Comments (10)
@xianzhen 0.9 is the version of the broker, but which version of the connector are you using? It looks like the assignment and set of TopicPartitionWriters somehow got out of sync, which should not be possible.
from kafka-connect-hdfs.
@ewencp Thanks. Confluent version is 2.0.0. I check the source, One possible reason is that WorkerSinkTask clear all TopicPartitionWriter before ConsumerSinkTask is closed. I am not sure.
from kafka-connect-hdfs.
@xianzhen This has been fixed as of the 3.0.0 release. I think the issue was that onPartitionsRevoked
was removing the TopicPartitionWriters
but then close()
was trying to use them. The newer version relies on the fact that the framework guarantees it will revoke the partitions before finally stopping the task.
from kafka-connect-hdfs.
I could see the same error popping up again and we are using confluent version 3.0.0!
This is mainly noticed in our staging setup, where we are having 3 kafka connect instances. So if I stop all 3 instances, start one by one this error comes up. Its like when one is started and when I start the second one the first dies. Then I start the first one the second dies. Eventually, I go through that cycle a couple of times to make it stable.
Also I think it happens at a particular stage, in the sense if I start all three together.. this happens. But when I start one by one really quick.. at times this is not noticed!
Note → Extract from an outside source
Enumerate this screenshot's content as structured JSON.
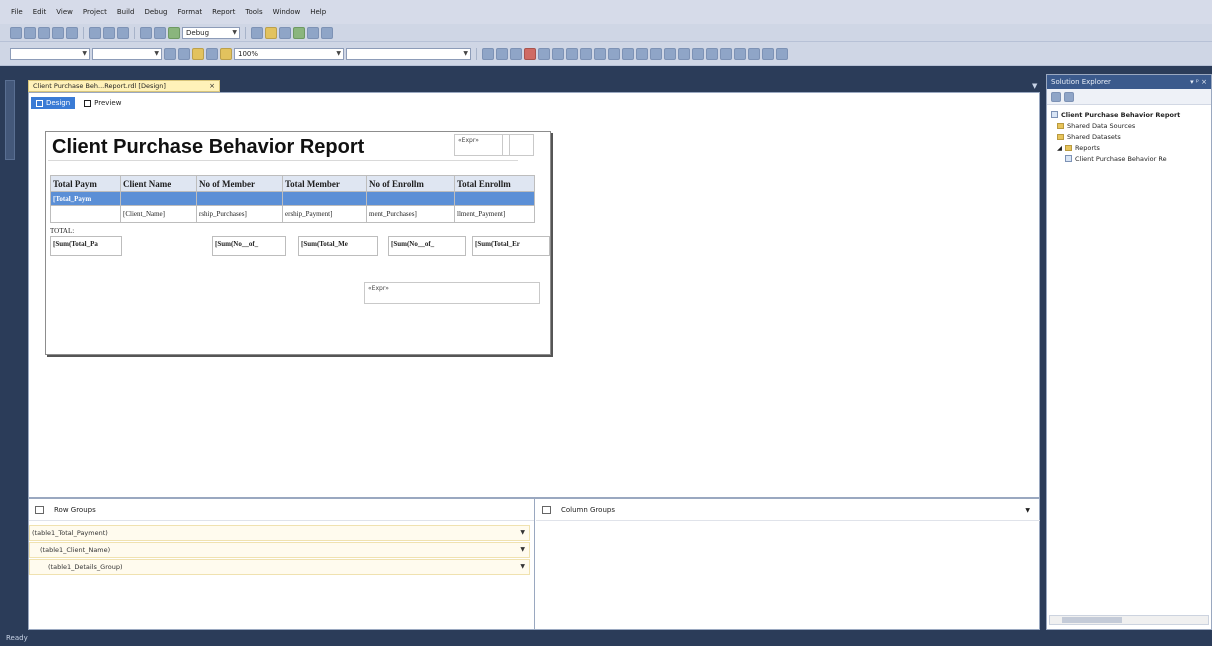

[2016-07-07 13:22:13,242] ERROR Uncaught exception in herder work thread, exiting: (org.apache.kafka.connect.runtime.distributed.DistributedHerder:183)
java.lang.NullPointerException
at org.apache.kafka.connect.runtime.WorkerSinkTask.stop(WorkerSinkTask.java:119)
at org.apache.kafka.connect.runtime.Worker.stopTask(Worker.java:397)
at org.apache.kafka.connect.runtime.Worker.stopTasks(Worker.java:373)
at org.apache.kafka.connect.runtime.distributed.DistributedHerder$RebalanceListener.onRevoked(DistributedHerder.java:1064)
at org.apache.kafka.connect.runtime.distributed.WorkerCoordinator.onJoinPrepare(WorkerCoordinator.java:237)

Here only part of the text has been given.